The Place of Meaning in Art
I have been called to task a few times now over the meaning of my work. Typically, the assertion is either that it "doesn't *mean* anything", or else I am explicitly asked: "*What* does it mean?"
The problem is, I neither understand nor credit the relevance of these assertions (the second, indeed, is far more an assertion than a question).
So far as literature goes, meaning is one of the many ways that a reader seeks to take control of a text. I say "take control" rather than "understand", because when a reader disputes the meaning of a text, there's a concomitant implication that the artistic status of that text is also somehow in dispute. This is specious reasoning that needs to be addressed.
I have said several times, both in my criticism and fiction (the two are inseparable; I'm not even sure the two are distinct), that art does not need to "mean" anything. It's a familiar enough idea; after all, if we failed to accept this, abstract art would be a contradiction in terms. But my assertion goes somewhat further:
1. Art actually occurs only where meaning is in jeopardy;
2. Art resists meaning because:
2.1 Meaning is exclusive, not inclusive: it prejudices the communication between people concerning a thing over the communication between a person and a thing, which it deems irrelevant. And even where people and things come to an agreement on this count, meaning still reduces communication to that of the lowest common denominator -- the group's maximum level of "meaningful" agreement. Art, on the other hand, does not distinguish between its recipients; even viewed as its own recipient, art resists the formation of meaning.

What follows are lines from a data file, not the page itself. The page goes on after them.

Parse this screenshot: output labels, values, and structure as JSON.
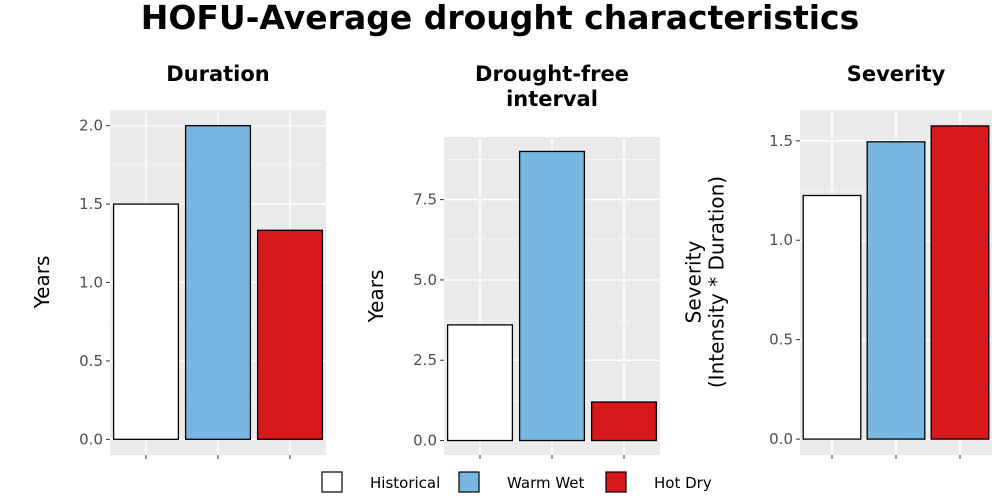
{
  "title": "HOFU-Average drought characteristics",
  "legend": [
    {
      "label": "Historical",
      "color": "#ffffff"
    },
    {
      "label": "Warm Wet",
      "color": "#78b7e2"
    },
    {
      "label": "Hot Dry",
      "color": "#d7191c"
    }
  ],
  "chart_data": [
    {
      "type": "bar",
      "title": [
        "Duration"
      ],
      "ylabel": [
        "Years"
      ],
      "categories": [
        "Historical",
        "Warm Wet",
        "Hot Dry"
      ],
      "values": [
        1.5,
        2.0,
        1.333
      ],
      "colors": [
        "#ffffff",
        "#78b7e2",
        "#d7191c"
      ],
      "ylim": [
        -0.1,
        2.1
      ],
      "yticks": [
        0,
        0.5,
        1.0,
        1.5,
        2.0
      ],
      "ytick_labels": [
        "0.0",
        "0.5",
        "1.0",
        "1.5",
        "2.0"
      ],
      "grid": true,
      "legend": "bottom"
    },
    {
      "type": "bar",
      "title": [
        "Drought-free",
        "interval"
      ],
      "ylabel": [
        "Years"
      ],
      "categories": [
        "Historical",
        "Warm Wet",
        "Hot Dry"
      ],
      "values": [
        3.6,
        9.0,
        1.2
      ],
      "colors": [
        "#ffffff",
        "#78b7e2",
        "#d7191c"
      ],
      "ylim": [
        -0.45,
        9.45
      ],
      "yticks": [
        0,
        2.5,
        5.0,
        7.5
      ],
      "ytick_labels": [
        "0.0",
        "2.5",
        "5.0",
        "7.5"
      ],
      "grid": true,
      "legend": "bottom"
    },
    {
      "type": "bar",
      "title": [
        "Severity"
      ],
      "ylabel": [
        "Severity",
        "(Intensity * Duration)"
      ],
      "categories": [
        "Historical",
        "Warm Wet",
        "Hot Dry"
      ],
      "values": [
        1.225,
        1.495,
        1.575
      ],
      "colors": [
        "#ffffff",
        "#78b7e2",
        "#d7191c"
      ],
      "ylim": [
        -0.08,
        1.655
      ],
      "yticks": [
        0,
        0.5,
        1.0,
        1.5
      ],
      "ytick_labels": [
        "0.0",
        "0.5",
        "1.0",
        "1.5"
      ],
      "grid": true,
      "legend": "bottom"
    }
  ]
}
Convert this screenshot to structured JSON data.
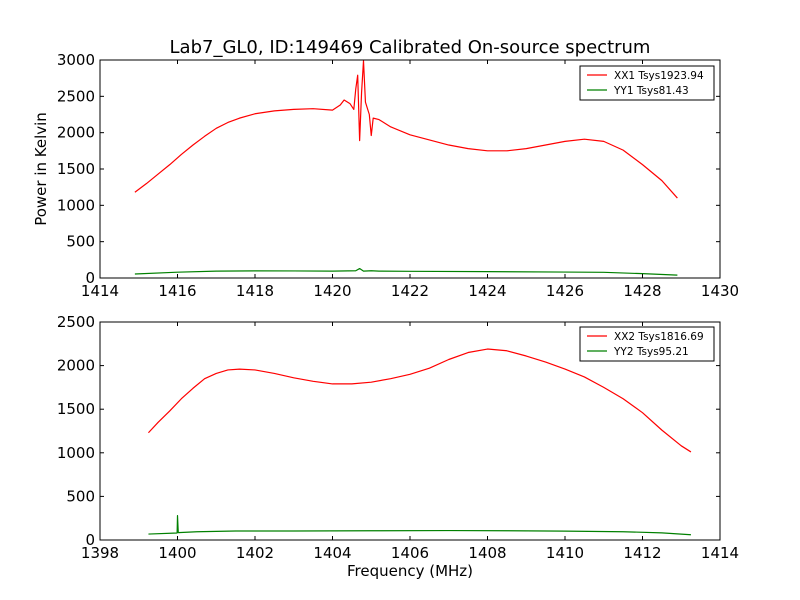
{
  "chart_data": [
    {
      "type": "line",
      "title": "Lab7_GL0, ID:149469 Calibrated On-source spectrum",
      "xlabel": "",
      "ylabel": "Power in Kelvin",
      "xlim": [
        1414,
        1430
      ],
      "ylim": [
        0,
        3000
      ],
      "xticks": [
        1414,
        1416,
        1418,
        1420,
        1422,
        1424,
        1426,
        1428,
        1430
      ],
      "yticks": [
        0,
        500,
        1000,
        1500,
        2000,
        2500,
        3000
      ],
      "legend_position": "top-right",
      "series": [
        {
          "name": "XX1 Tsys1923.94",
          "color": "#ff0000",
          "points": [
            [
              1414.9,
              1180
            ],
            [
              1415.2,
              1300
            ],
            [
              1415.5,
              1430
            ],
            [
              1415.8,
              1560
            ],
            [
              1416.1,
              1700
            ],
            [
              1416.4,
              1830
            ],
            [
              1416.7,
              1950
            ],
            [
              1417.0,
              2060
            ],
            [
              1417.3,
              2140
            ],
            [
              1417.6,
              2200
            ],
            [
              1418.0,
              2260
            ],
            [
              1418.5,
              2300
            ],
            [
              1419.0,
              2320
            ],
            [
              1419.5,
              2330
            ],
            [
              1420.0,
              2310
            ],
            [
              1420.2,
              2380
            ],
            [
              1420.3,
              2450
            ],
            [
              1420.45,
              2400
            ],
            [
              1420.55,
              2320
            ],
            [
              1420.6,
              2600
            ],
            [
              1420.65,
              2790
            ],
            [
              1420.7,
              1890
            ],
            [
              1420.75,
              2550
            ],
            [
              1420.8,
              2990
            ],
            [
              1420.85,
              2420
            ],
            [
              1420.95,
              2250
            ],
            [
              1421.0,
              1960
            ],
            [
              1421.05,
              2200
            ],
            [
              1421.2,
              2180
            ],
            [
              1421.5,
              2080
            ],
            [
              1422.0,
              1970
            ],
            [
              1422.5,
              1900
            ],
            [
              1423.0,
              1830
            ],
            [
              1423.5,
              1780
            ],
            [
              1424.0,
              1750
            ],
            [
              1424.5,
              1750
            ],
            [
              1425.0,
              1780
            ],
            [
              1425.5,
              1830
            ],
            [
              1426.0,
              1880
            ],
            [
              1426.5,
              1910
            ],
            [
              1427.0,
              1880
            ],
            [
              1427.5,
              1760
            ],
            [
              1428.0,
              1560
            ],
            [
              1428.5,
              1340
            ],
            [
              1428.9,
              1100
            ]
          ]
        },
        {
          "name": "YY1 Tsys81.43",
          "color": "#008000",
          "points": [
            [
              1414.9,
              55
            ],
            [
              1416.0,
              80
            ],
            [
              1417.0,
              95
            ],
            [
              1418.0,
              98
            ],
            [
              1419.0,
              97
            ],
            [
              1420.0,
              95
            ],
            [
              1420.6,
              100
            ],
            [
              1420.7,
              130
            ],
            [
              1420.8,
              95
            ],
            [
              1421.0,
              100
            ],
            [
              1421.2,
              95
            ],
            [
              1422.0,
              92
            ],
            [
              1424.0,
              88
            ],
            [
              1426.0,
              82
            ],
            [
              1427.0,
              78
            ],
            [
              1428.0,
              60
            ],
            [
              1428.9,
              40
            ]
          ]
        }
      ]
    },
    {
      "type": "line",
      "title": "",
      "xlabel": "Frequency (MHz)",
      "ylabel": "",
      "xlim": [
        1398,
        1414
      ],
      "ylim": [
        0,
        2500
      ],
      "xticks": [
        1398,
        1400,
        1402,
        1404,
        1406,
        1408,
        1410,
        1412,
        1414
      ],
      "yticks": [
        0,
        500,
        1000,
        1500,
        2000,
        2500
      ],
      "legend_position": "top-right",
      "series": [
        {
          "name": "XX2 Tsys1816.69",
          "color": "#ff0000",
          "points": [
            [
              1399.25,
              1230
            ],
            [
              1399.5,
              1350
            ],
            [
              1399.8,
              1480
            ],
            [
              1400.1,
              1620
            ],
            [
              1400.4,
              1740
            ],
            [
              1400.7,
              1850
            ],
            [
              1401.0,
              1910
            ],
            [
              1401.3,
              1950
            ],
            [
              1401.6,
              1960
            ],
            [
              1402.0,
              1950
            ],
            [
              1402.5,
              1910
            ],
            [
              1403.0,
              1860
            ],
            [
              1403.5,
              1820
            ],
            [
              1404.0,
              1790
            ],
            [
              1404.5,
              1790
            ],
            [
              1405.0,
              1810
            ],
            [
              1405.5,
              1850
            ],
            [
              1406.0,
              1900
            ],
            [
              1406.5,
              1970
            ],
            [
              1407.0,
              2070
            ],
            [
              1407.5,
              2150
            ],
            [
              1408.0,
              2190
            ],
            [
              1408.5,
              2170
            ],
            [
              1409.0,
              2110
            ],
            [
              1409.5,
              2040
            ],
            [
              1410.0,
              1960
            ],
            [
              1410.5,
              1870
            ],
            [
              1411.0,
              1750
            ],
            [
              1411.5,
              1620
            ],
            [
              1412.0,
              1460
            ],
            [
              1412.5,
              1260
            ],
            [
              1413.0,
              1080
            ],
            [
              1413.25,
              1010
            ]
          ]
        },
        {
          "name": "YY2 Tsys95.21",
          "color": "#008000",
          "points": [
            [
              1399.25,
              68
            ],
            [
              1399.99,
              80
            ],
            [
              1400.0,
              280
            ],
            [
              1400.02,
              85
            ],
            [
              1400.5,
              95
            ],
            [
              1401.5,
              103
            ],
            [
              1403.0,
              103
            ],
            [
              1405.0,
              106
            ],
            [
              1407.0,
              108
            ],
            [
              1408.5,
              106
            ],
            [
              1410.0,
              102
            ],
            [
              1411.5,
              95
            ],
            [
              1412.5,
              82
            ],
            [
              1413.25,
              60
            ]
          ]
        }
      ]
    }
  ]
}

2.2 Meaning entails the abuse of power. It occurs where something is forcibly taken away from something or someone else. In other words, meaning cannot be exercised "neutrally." Where meaning is taken, meaning is also taken *away*; it is finite, indivisible, and shareable only in an impoverished form as per 2.1. Art, on the other hand, entails the balance of opposing forces; it is not an assertion, but a rearrangement.
2.3 Meaning is a socialising tool; it enforces a level of communal understanding at the expense of private (individual) understanding. It is the fear of losing meaning that holds a society together, even against itself: the rationalisation is that meaning and identity are inseparable.
2.4 Meaning comes to us coloured by a history of human engagement. Its elements -- words, sounds, colours and shapes -- are smooth at the edges, for the number of times, like old currency, they have changed hands in dispute; they carry the smell and taint of those struggles. It is impossible, for example, even to imagine the word "apostasy" without a sensation of dread.
3. Since art is compelled to work with second-hand products (2.4), it seeks to set its elements against themselves, so that all parts are in balance; the experience of this is effortless.